ATLANTA - Republican Nathan Deal defended his votes against legislation to toughen Georgia's domestic violence laws. And Democrat Roy Barnes fought back against accusations that his legal fight against the state's voter ID law wasted taxpayer money.
Deal, Barnes and Libertarian John Monds faced off in a WXIA-sponsored debate Tuesday at the state Capitol - just outside the governor's office each man hopes to claim.
Barnes quizzed Deal about votes he took while in the state Senate in the 1980s against domestic violence legislation.
Deal said as a one-time juvenile court judge he had seen what domestic violence can do to families.

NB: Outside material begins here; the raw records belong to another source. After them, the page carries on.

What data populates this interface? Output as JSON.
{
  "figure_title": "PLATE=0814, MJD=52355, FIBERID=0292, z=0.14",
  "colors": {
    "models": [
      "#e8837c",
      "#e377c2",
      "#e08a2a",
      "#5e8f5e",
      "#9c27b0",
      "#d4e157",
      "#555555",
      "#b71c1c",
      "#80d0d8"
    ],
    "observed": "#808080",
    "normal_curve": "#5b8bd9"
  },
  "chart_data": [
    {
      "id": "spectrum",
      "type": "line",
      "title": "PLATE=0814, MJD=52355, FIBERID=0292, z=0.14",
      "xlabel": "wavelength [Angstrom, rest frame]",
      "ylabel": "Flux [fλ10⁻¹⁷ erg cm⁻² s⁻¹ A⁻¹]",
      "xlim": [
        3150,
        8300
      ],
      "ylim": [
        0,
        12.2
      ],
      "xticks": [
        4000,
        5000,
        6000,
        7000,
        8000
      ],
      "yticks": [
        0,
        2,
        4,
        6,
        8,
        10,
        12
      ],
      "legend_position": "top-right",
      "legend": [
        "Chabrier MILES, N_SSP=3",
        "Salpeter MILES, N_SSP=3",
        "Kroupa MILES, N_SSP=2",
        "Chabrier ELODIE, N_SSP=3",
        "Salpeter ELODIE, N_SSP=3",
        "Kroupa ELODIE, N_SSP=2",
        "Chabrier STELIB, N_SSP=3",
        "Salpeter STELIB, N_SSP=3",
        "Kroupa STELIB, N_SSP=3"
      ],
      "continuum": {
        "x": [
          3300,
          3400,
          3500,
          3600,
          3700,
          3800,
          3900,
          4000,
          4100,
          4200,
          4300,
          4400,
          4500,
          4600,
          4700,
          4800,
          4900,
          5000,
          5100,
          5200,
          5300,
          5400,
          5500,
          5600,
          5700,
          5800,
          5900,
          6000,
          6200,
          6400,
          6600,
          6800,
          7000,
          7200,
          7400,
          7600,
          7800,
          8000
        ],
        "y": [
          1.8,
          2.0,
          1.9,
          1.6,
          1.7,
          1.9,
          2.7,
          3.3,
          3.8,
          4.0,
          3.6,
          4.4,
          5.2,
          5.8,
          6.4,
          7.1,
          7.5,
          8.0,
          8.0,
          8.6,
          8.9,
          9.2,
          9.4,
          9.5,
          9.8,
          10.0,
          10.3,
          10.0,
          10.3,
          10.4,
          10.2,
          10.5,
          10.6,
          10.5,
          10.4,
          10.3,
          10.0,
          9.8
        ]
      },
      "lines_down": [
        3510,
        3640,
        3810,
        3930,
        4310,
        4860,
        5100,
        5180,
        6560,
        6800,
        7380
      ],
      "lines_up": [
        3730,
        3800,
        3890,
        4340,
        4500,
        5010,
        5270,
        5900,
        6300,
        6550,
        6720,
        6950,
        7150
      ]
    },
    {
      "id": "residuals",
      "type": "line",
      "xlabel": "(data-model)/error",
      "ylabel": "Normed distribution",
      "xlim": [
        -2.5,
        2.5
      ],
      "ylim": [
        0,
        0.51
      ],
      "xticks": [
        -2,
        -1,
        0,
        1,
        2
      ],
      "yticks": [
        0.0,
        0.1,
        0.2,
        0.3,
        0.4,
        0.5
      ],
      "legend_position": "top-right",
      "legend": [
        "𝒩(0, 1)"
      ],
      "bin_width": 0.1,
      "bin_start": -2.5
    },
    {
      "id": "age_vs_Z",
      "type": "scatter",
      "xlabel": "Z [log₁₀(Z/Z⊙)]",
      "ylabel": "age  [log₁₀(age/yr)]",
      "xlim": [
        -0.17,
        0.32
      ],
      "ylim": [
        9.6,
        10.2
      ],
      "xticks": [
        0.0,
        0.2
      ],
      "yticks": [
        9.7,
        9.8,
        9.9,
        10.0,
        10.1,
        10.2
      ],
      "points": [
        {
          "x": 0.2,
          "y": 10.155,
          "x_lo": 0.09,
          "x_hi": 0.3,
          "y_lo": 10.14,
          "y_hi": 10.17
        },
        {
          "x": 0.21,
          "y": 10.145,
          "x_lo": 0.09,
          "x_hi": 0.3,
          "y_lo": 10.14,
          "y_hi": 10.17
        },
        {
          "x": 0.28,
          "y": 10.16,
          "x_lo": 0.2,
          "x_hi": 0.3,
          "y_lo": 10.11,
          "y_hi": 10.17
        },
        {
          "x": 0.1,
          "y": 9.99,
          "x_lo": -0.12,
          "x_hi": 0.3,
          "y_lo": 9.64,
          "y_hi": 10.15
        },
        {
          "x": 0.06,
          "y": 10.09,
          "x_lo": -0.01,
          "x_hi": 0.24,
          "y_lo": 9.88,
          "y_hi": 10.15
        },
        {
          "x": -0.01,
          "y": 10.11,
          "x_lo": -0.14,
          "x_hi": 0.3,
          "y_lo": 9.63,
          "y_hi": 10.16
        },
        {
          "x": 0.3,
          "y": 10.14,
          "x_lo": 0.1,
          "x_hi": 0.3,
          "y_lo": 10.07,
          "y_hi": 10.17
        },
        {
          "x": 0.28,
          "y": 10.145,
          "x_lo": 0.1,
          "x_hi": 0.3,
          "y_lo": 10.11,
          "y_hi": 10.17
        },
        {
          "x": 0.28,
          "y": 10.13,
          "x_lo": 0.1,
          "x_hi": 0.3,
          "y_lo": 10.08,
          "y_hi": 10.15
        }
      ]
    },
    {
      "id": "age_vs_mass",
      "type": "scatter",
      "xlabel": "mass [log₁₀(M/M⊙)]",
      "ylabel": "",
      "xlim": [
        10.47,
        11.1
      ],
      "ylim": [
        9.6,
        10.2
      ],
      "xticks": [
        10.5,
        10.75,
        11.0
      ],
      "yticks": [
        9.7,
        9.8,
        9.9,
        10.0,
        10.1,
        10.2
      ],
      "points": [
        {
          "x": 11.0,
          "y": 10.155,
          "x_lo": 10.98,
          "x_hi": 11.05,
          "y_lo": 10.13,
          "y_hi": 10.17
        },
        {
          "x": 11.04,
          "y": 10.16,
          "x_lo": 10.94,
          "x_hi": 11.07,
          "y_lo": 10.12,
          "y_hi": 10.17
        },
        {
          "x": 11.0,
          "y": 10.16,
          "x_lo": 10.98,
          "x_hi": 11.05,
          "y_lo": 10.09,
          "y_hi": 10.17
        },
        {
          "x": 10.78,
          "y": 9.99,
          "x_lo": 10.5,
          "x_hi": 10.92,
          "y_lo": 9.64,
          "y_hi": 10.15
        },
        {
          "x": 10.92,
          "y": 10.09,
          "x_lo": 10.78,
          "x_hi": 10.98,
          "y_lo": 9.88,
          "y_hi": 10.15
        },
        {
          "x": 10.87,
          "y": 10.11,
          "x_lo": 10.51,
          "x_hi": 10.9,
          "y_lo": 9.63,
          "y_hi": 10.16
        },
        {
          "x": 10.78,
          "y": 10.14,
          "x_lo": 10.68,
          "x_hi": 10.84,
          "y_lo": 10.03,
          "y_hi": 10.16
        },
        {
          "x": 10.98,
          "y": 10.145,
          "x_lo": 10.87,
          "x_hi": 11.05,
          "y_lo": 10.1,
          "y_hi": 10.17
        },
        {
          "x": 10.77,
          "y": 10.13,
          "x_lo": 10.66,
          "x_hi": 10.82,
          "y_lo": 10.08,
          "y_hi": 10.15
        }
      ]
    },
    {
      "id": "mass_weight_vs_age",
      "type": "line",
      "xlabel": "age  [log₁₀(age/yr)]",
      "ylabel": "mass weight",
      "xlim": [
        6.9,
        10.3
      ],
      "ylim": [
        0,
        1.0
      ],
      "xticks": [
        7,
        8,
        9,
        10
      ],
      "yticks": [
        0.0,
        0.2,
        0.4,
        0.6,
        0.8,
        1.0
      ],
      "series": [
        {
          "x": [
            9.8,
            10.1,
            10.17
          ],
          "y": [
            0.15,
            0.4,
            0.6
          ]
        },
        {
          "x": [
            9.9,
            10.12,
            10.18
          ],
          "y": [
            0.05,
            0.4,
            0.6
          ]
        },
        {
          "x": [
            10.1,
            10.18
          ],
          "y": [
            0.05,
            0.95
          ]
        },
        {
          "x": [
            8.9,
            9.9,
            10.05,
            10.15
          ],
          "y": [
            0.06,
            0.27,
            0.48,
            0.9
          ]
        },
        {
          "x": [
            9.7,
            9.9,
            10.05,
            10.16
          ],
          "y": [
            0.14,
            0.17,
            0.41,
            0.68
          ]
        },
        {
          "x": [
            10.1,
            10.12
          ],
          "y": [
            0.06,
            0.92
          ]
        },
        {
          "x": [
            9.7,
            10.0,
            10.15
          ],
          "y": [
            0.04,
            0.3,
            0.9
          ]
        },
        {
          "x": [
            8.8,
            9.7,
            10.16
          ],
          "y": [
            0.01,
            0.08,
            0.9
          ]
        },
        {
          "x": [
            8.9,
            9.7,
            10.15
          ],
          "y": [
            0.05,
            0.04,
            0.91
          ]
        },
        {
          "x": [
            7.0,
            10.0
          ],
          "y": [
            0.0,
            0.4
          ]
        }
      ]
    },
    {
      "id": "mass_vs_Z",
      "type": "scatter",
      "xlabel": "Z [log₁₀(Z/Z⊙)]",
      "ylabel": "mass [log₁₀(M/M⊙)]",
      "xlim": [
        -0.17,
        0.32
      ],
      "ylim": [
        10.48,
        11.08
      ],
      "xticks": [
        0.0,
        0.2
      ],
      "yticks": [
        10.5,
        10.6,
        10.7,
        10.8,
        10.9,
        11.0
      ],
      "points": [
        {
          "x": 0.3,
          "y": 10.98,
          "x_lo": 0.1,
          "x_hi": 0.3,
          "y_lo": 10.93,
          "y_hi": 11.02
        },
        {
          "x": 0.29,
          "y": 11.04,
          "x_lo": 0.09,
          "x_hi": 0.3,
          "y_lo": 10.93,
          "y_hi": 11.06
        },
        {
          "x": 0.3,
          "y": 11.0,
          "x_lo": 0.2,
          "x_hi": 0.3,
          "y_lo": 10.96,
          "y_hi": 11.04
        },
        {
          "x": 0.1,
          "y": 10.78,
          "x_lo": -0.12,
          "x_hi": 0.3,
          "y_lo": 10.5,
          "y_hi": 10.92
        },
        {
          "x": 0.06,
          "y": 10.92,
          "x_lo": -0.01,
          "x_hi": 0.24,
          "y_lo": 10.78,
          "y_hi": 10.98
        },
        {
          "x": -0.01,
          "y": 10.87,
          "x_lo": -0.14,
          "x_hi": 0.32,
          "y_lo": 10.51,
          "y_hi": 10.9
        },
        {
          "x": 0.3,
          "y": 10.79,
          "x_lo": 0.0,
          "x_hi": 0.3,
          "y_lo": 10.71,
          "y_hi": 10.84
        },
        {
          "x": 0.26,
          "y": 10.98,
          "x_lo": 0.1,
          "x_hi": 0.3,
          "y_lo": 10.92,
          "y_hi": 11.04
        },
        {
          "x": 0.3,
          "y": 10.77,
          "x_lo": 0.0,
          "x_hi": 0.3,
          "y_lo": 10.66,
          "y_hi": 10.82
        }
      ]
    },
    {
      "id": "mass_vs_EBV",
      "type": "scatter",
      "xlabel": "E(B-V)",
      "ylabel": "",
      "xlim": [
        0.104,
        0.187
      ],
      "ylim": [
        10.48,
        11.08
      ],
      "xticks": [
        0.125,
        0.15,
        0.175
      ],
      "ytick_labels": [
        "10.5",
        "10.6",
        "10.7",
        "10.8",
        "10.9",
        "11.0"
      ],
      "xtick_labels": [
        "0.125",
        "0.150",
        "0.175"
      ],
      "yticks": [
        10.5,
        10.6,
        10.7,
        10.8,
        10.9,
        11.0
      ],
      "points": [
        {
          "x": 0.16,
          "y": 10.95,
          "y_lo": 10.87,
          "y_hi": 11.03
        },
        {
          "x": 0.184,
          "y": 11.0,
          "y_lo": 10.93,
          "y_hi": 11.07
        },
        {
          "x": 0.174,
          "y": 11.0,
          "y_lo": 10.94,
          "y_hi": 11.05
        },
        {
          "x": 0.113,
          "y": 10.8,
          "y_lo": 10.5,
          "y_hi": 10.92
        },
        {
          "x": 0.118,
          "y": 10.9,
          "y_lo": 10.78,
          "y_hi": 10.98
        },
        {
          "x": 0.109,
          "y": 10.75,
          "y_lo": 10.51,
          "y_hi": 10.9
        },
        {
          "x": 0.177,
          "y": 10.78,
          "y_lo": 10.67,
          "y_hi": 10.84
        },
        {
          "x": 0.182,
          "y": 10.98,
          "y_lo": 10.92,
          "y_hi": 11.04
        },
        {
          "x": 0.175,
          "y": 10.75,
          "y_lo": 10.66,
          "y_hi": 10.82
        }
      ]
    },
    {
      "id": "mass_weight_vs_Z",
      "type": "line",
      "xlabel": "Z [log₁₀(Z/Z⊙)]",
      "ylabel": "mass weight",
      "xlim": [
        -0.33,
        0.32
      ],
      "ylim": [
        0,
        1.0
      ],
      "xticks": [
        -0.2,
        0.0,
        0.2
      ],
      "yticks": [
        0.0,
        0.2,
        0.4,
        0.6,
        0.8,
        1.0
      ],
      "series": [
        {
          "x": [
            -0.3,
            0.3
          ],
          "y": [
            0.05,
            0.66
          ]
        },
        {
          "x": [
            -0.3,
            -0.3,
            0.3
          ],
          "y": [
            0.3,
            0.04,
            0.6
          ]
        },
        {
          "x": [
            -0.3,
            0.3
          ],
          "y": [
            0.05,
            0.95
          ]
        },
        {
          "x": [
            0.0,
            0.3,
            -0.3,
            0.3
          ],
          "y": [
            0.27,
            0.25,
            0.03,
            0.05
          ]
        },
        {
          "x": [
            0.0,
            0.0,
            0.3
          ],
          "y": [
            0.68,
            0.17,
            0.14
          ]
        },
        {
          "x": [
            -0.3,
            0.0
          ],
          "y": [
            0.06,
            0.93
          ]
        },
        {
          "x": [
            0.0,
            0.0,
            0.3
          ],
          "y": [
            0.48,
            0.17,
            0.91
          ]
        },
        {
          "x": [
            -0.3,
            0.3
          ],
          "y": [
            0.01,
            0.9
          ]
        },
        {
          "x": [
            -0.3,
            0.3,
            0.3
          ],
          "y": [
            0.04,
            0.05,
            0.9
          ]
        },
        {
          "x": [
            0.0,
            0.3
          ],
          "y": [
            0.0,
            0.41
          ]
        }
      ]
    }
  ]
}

"But I also have concerns about warrants, arrests in homes without warrants," Deal said, adding that in the U.S. House he has supported increased funding to combat violence against women.
Barnes fired back that the issue highlighted "a basic philosophical difference" between him and his opponent.
"I don't believe it is invading the sanctity of home ... to make sure that a woman is not grabbed by the hair and hit and a police office walks in and says I can't do anything about it," Barnes said.
Deal said Barnes-backed legal challenges to the state's law requiring voters to show ID to cast an in-person ballot have cost the state more than $1 million.
"Don't you think it would have been better to spend that million dollars challenging the constitutionality of the federal health care legislation that is going to have such a detrimental impact on our state?" Deal asked.
Barnes said the voter ID law did not address the documented problems of voter fraud, which lay in absentee voting. Yet that was not addressed by the GOP-sponsored law, he said.
"It was a purely political move by the Republicans in the Legislature to expand the absentee voting and restrict those that went eye-to-eye," Barnes argued
Monds asked Deal about multiple votes in Congress to raise the limit on the debt ceiling.
Deal explained that his votes to raise the limit were to provide enough money to support combat troops or to make sure Social Security checks are going out the door on time.
"I make no apologies for that," Deal said.
Tuesday's forum remained largely polite. Billed as "Stop the Madness: Let's Get to the Issues," the candidates avoided most of the blistering attacks that have characterized some earlier forums.
Monds said he would support legalizing marijuana and gay marriage. Deal and Barnes each said they would oppose both.
And all three men said they believed President Barack Obama was born on U.S. soil. Deal had previously written a letter to the White House calling on Obama to erase doubts and produce his birth certificate.
There were some fireworks on negative attack ads that have been tearing up the television airwaves.
Barnes assailed the Republican Governors Association for spending millions of dollars on ads that he called "distortions."
And he defended his own spots targeting Deal's financial dealings and ethics.
"Those are not negative," Barnes said. "They are touchstone issues of integrity."
Deal said Barnes has engaged in "character assassinations" since the Aug. 10 runoff.
"There comes a time when people pick on you enough that you're going to respond. We have responded," Deal said.
Monds said he has stayed out of the fray.
"What I've done is concentrate on the issues I would try to do as governor of Georgia and that's why I think my message has been resonating," he said.
On one thing, all three candidates agreed. Asked to name their favorite Georgia sports figure - past or present - each named Hank Aaron.